The Battle of Sadhaura was fought between Sikhs and the combined forces of the Sayyids and the Sheikhs in Sadhaura in 1710. The imperial forces were defeated and took refuge behind the city's walls. Banda's forces captured the fort and levelled it to the ground. It resulted in a victory for the Sikhs where Banda Singh Bahadur defeated Osman Khan.

Background
Sadhaura was ruled by Osman Khan, who tortured and killed the Muslim saint Syed Badruddin Shah (also known as Pir Budhu Shah), for helping Guru Gobind Singh in the battle of Bhagnani and for atrocities committed against Hindus where the cows were slaughtered in front of their homes and forbade Hindus and Sikhs from cremating their dead and performing their religious events, which led the Sikhs to march to Sadhaura.

Aftermath
Osman Khan was captured and chastised.
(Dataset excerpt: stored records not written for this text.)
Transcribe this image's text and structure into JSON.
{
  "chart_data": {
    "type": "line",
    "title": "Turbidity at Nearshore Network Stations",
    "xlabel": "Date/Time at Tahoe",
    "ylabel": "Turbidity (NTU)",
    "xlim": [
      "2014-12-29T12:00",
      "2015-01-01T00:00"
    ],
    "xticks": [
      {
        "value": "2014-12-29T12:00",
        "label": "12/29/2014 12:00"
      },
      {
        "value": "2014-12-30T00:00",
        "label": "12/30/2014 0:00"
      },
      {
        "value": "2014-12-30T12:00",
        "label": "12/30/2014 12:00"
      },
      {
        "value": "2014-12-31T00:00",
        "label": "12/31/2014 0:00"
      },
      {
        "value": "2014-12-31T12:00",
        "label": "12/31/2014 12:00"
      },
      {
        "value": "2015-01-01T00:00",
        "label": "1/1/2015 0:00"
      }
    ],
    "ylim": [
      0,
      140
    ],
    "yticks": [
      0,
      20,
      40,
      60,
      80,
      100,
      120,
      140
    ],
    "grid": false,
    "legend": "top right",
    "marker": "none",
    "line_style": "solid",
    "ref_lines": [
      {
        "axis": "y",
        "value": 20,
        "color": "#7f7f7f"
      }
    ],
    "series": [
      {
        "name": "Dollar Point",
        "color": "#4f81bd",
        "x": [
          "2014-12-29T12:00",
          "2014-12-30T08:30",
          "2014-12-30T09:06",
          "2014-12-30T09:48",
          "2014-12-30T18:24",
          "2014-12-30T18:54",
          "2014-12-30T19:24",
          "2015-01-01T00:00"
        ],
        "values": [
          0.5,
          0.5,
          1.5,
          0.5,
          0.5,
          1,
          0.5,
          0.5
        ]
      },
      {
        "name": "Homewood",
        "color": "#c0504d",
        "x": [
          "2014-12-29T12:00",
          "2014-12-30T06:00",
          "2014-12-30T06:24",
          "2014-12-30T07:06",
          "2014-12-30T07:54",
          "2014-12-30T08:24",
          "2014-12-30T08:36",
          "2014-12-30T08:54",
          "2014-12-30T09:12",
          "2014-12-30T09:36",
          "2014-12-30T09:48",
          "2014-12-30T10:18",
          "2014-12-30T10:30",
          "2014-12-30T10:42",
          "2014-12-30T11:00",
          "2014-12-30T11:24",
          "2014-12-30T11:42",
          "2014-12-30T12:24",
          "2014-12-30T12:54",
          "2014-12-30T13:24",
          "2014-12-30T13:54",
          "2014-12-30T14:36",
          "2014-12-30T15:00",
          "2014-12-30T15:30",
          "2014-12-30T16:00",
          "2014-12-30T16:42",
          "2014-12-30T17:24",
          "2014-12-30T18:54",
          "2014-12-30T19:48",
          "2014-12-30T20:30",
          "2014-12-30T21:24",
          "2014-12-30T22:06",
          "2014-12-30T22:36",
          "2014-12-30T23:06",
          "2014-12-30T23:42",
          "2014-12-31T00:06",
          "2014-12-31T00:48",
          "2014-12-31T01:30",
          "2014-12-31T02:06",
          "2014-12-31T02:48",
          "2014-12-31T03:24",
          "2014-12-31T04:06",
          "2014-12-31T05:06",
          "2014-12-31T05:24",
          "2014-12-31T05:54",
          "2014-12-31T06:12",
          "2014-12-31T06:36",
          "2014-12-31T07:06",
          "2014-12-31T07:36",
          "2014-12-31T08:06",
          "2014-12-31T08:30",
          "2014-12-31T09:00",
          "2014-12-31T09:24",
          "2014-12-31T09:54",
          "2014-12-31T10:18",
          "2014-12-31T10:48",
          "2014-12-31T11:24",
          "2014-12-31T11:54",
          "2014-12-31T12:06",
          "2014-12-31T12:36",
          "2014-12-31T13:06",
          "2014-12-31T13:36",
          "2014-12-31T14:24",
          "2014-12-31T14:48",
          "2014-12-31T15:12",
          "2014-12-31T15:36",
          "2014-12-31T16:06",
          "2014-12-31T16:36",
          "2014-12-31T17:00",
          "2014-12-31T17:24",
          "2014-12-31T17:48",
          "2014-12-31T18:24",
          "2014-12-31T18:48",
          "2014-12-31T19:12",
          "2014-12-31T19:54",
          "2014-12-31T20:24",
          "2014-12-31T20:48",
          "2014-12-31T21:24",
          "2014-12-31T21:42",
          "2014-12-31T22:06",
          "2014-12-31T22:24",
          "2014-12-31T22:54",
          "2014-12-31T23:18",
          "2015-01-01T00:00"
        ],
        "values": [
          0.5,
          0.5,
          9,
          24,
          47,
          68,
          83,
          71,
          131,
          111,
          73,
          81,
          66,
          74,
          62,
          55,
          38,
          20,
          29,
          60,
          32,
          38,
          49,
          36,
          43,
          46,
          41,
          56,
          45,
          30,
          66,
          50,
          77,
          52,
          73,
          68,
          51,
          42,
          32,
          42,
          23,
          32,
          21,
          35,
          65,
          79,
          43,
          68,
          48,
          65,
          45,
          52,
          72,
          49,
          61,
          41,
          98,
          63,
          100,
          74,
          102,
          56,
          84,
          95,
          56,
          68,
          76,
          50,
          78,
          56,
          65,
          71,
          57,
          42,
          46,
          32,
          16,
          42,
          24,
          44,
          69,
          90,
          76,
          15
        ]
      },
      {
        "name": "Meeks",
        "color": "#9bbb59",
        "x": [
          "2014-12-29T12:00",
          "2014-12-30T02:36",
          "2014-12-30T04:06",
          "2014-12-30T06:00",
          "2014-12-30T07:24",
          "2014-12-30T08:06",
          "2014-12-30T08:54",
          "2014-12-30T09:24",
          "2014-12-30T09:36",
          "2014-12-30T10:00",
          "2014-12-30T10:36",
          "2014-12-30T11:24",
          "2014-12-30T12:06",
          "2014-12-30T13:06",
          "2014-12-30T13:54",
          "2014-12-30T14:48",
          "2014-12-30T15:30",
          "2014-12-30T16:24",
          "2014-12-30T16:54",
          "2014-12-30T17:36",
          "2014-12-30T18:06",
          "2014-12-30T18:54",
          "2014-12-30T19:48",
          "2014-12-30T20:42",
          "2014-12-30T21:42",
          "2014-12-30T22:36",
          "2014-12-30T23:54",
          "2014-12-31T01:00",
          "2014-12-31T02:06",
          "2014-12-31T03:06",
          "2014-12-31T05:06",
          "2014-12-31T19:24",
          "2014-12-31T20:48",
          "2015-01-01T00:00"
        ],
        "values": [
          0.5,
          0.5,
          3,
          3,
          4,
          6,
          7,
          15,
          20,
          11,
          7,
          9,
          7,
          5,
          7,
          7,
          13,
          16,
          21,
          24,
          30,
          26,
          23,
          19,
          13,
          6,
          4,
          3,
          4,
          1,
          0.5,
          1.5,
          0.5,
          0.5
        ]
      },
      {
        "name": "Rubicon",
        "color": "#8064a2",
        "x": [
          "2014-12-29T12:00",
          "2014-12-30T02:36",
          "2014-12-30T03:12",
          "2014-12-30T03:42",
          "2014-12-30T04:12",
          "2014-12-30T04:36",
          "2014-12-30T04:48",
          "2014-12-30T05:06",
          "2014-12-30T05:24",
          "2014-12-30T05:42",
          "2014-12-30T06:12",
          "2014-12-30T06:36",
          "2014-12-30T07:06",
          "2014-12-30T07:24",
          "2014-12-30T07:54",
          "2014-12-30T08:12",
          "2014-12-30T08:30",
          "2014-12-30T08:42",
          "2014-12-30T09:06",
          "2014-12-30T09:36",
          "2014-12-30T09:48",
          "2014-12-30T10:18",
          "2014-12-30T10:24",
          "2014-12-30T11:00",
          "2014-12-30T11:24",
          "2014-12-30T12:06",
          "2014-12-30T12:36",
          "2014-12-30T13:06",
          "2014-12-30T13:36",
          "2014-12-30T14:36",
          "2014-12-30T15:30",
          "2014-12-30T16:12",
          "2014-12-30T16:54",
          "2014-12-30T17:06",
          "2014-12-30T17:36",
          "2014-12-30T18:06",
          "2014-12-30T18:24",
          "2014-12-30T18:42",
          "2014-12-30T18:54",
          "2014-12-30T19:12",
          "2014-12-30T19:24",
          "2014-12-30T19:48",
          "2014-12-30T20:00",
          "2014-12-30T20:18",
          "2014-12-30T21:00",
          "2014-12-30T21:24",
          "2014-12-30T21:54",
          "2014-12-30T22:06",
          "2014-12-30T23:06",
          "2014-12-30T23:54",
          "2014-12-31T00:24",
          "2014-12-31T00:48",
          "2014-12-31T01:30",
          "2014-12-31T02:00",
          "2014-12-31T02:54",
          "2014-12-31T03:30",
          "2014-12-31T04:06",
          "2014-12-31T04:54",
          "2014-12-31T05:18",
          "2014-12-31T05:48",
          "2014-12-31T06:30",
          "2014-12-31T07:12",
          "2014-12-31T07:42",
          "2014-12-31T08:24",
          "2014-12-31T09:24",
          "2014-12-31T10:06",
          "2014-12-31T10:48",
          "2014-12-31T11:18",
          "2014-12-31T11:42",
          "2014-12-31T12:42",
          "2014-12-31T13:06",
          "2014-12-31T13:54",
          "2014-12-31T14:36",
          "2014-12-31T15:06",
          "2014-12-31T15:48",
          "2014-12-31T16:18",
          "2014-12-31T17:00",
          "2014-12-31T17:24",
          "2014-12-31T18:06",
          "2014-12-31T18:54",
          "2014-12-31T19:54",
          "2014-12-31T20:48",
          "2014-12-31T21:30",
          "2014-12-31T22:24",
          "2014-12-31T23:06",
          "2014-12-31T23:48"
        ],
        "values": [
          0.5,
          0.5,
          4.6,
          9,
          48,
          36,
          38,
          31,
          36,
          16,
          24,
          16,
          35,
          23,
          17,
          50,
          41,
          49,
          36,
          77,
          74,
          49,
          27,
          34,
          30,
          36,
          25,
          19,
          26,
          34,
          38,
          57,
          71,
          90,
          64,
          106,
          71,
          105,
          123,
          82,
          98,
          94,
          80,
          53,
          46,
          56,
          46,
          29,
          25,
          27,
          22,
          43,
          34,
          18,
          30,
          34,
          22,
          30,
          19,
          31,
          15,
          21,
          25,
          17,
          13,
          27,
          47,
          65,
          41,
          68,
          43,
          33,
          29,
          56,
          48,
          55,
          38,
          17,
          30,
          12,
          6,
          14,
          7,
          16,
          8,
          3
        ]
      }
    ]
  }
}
Many aggrieved peasants who wanted to revolt against the ruling elites joined the forces of Banda Singh Bahadur and thus, the angry mob revolted with plunder and destruction of town and killed everyone who took shelter in the house of Syed Badruddin Shah. Banda's forces sacked the city and a general massacre of the city inhabitants ensued. Banda Singh Bahadur later appointed his own governor in Sadhaura.